Miramax Books, July 2002. First Edition. Hardcover. Used - Very Good / Very Good. Item #235014
Koba the Dread is the successor to Martin Amis's celebrated memoir, Experience. It is largely political while remaining personal. It addresses itself to the central lacuna of twentieth-century thought: the indulgence of communism by intellectuals of the West. In between the personal beginning and the personal ending, Amis gives us perhaps the best "short course" ever in Stalin: Koba the Dread, losif the Terrible.
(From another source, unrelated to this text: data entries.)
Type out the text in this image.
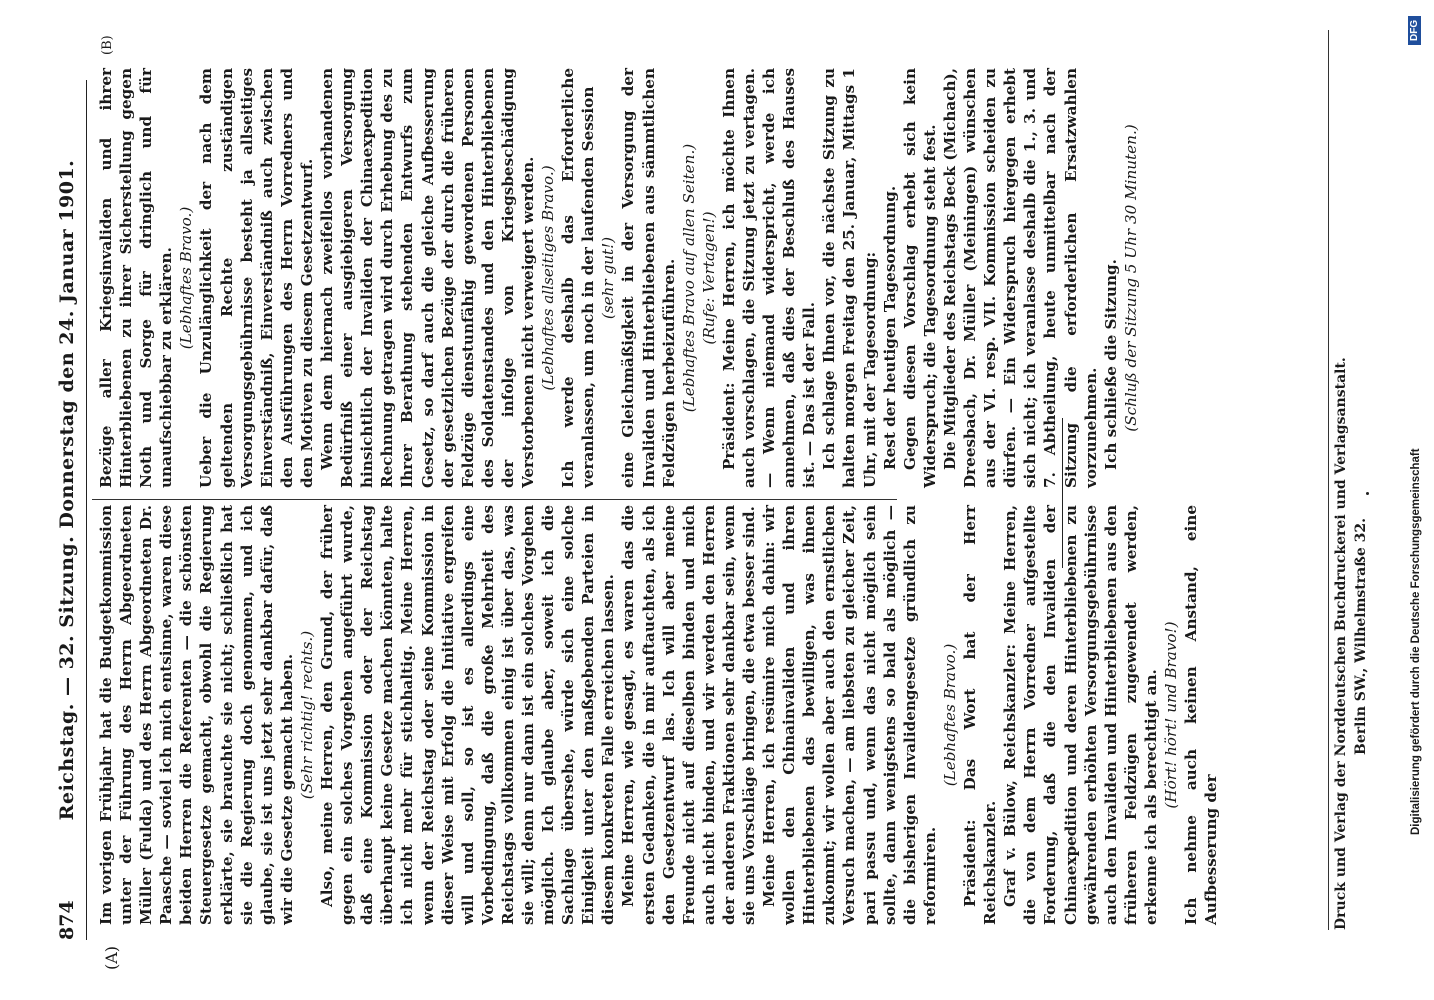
(A)
(B)
874
Reichstag. — 32. Sitzung. Donnerstag den 24. Januar 1901. Im vorigen Frühjahr hat die Budgetkommission unter der Führung des Herrn Abgeordneten Müller (Fulda) und des Herrn Abgeordneten Dr. Paasche — soviel ich mich entsinne, waren diese beiden Herren die Referenten — die schönsten Steuergesetze gemacht, obwohl die Regierung erklärte, sie brauchte sie nicht; schließlich hat sie die Regierung doch genommen, und ich glaube, sie ist uns jetzt sehr dankbar dafür, daß wir die Gesetze gemacht haben. (Sehr richtig! rechts.) Also, meine Herren, den Grund, der früher gegen ein solches Vorgehen angeführt wurde, daß eine Kommission oder der Reichstag überhaupt keine Gesetze machen könnten, halte ich nicht mehr für stichhaltig. Meine Herren, wenn der Reichstag oder seine Kommission in dieser Weise mit Erfolg die Initiative ergreifen will und soll, so ist es allerdings eine Vorbedingung, daß die große Mehrheit des Reichstags vollkommen einig ist über das, was sie will; denn nur dann ist ein solches Vorgehen möglich. Ich glaube aber, soweit ich die Sachlage übersehe, würde sich eine solche Einigkeit unter den maßgebenden Parteien in diesem konkreten Falle erreichen lassen. Meine Herren, wie gesagt, es waren das die ersten Gedanken, die in mir auftauchten, als ich den Gesetzentwurf las. Ich will aber meine Freunde nicht auf dieselben binden und mich auch nicht binden, und wir werden den Herren der anderen Fraktionen sehr dankbar sein, wenn sie uns Vorschläge bringen, die etwa besser sind. Meine Herren, ich resümire mich dahin: wir wollen den Chinainvaliden und ihren Hinterbliebenen das bewilligen, was ihnen zukommt; wir wollen aber auch den ernstlichen Versuch machen, — am liebsten zu gleicher Zeit, pari passu und, wenn das nicht möglich sein sollte, dann wenigstens so bald als möglich — die bisherigen Invalidengesetze gründlich zu reformiren.

(Lebhaftes Bravo.) Präsident: Das Wort hat der Herr Reichskanzler. Graf v. Bülow, Reichskanzler: Meine Herren, die von dem Herrn Vorredner aufgestellte Forderung, daß die den Invaliden der Chinaexpedition und deren Hinterbliebenen zu gewährenden erhöhten Versorgungsgebührnisse auch den Invaliden und Hinterbliebenen aus den früheren Feldzügen zugewendet werden, erkenne ich als berechtigt an. (Hört! hört! und Bravo!) Ich nehme auch keinen Anstand, eine Aufbesserung der

Bezüge aller Kriegsinvaliden und ihrer Hinterbliebenen zu ihrer Sicherstellung gegen Noth und Sorge für dringlich und für unaufschiebbar zu erklären. (Lebhaftes Bravo.) Ueber die Unzulänglichkeit der nach dem geltenden Rechte zuständigen Versorgungsgebührnisse besteht ja allseitiges Einverständniß, Einverständniß auch zwischen den Ausführungen des Herrn Vorredners und den Motiven zu diesem Gesetzentwurf. Wenn dem hiernach zweifellos vorhandenen Bedürfniß einer ausgiebigeren Versorgung hinsichtlich der Invaliden der Chinaexpedition Rechnung getragen wird durch Erhebung des zu Ihrer Berathung stehenden Entwurfs zum Gesetz, so darf auch die gleiche Aufbesserung der gesetzlichen Bezüge der durch die früheren Feldzüge dienstunfähig gewordenen Personen des Soldatenstandes und den Hinterbliebenen der infolge von Kriegsbeschädigung Verstorbenen nicht verweigert werden. (Lebhaftes allseitiges Bravo.) Ich werde deshalb das Erforderliche veranlassen, um noch in der laufenden Session (sehr gut!) eine Gleichmäßigkeit in der Versorgung der Invaliden und Hinterbliebenen aus sämmtlichen Feldzügen herbeizuführen. (Lebhaftes Bravo auf allen Seiten.) (Rufe: Vertagen!) Präsident: Meine Herren, ich möchte Ihnen auch vorschlagen, die Sitzung jetzt zu vertagen. — Wenn niemand widerspricht, werde ich annehmen, daß dies der Beschluß des Hauses ist. — Das ist der Fall. Ich schlage Ihnen vor, die nächste Sitzung zu halten morgen Freitag den 25. Januar, Mittags 1 Uhr, mit der Tagesordnung: Rest der heutigen Tagesordnung. Gegen diesen Vorschlag erhebt sich kein Widerspruch; die Tagesordnung steht fest. Die Mitglieder des Reichstags Beck (Michach), Dreesbach, Dr. Müller (Meiningen) wünschen aus der VI. resp. VII. Kommission scheiden zu dürfen. — Ein Widerspruch hiergegen erhebt sich nicht; ich veranlasse deshalb die 1., 3. und 7. Abtheilung, heute unmittelbar nach der Sitzung die erforderlichen Ersatzwahlen vorzunehmen. Ich schließe die Sitzung. (Schluß der Sitzung 5 Uhr 30 Minuten.)

Druck und Verlag der Norddeutschen Buchdruckerei und Verlagsanstalt. Berlin SW., Wilhelmstraße 32.	Digitalisierung gefördert durch die Deutsche Forschungsgemeinschaft
DFG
The author's father, Kingsley Amis, though later reactionary in tendency, was "a Comintern dogsbody" (as he would later come to put it) from 1941 to 1956. His second-closest, and then closest friend (after the death of the poet Philip Larkin) was Robert Conquest, our leading Sovietologist, whose book of 1968, The Great Terror, was second only to Solzhenitsyn's The Gulag Archipelago in undermining the USSR. Amis's remarkable memoir explores these connections. Stalin said that the death of one person was tragic, the death of a million a mere "statistic." Koba the Dread, during whose course the author absorbs a particular, a familial death, is a rebuttal of Stalin's aphorism.
First/first in very good dustjacket. Quarter bound: black cloth spine with gold lettering & dark grey paper covered boards. Red end pages. Tight binding. Clean, sound, no markings.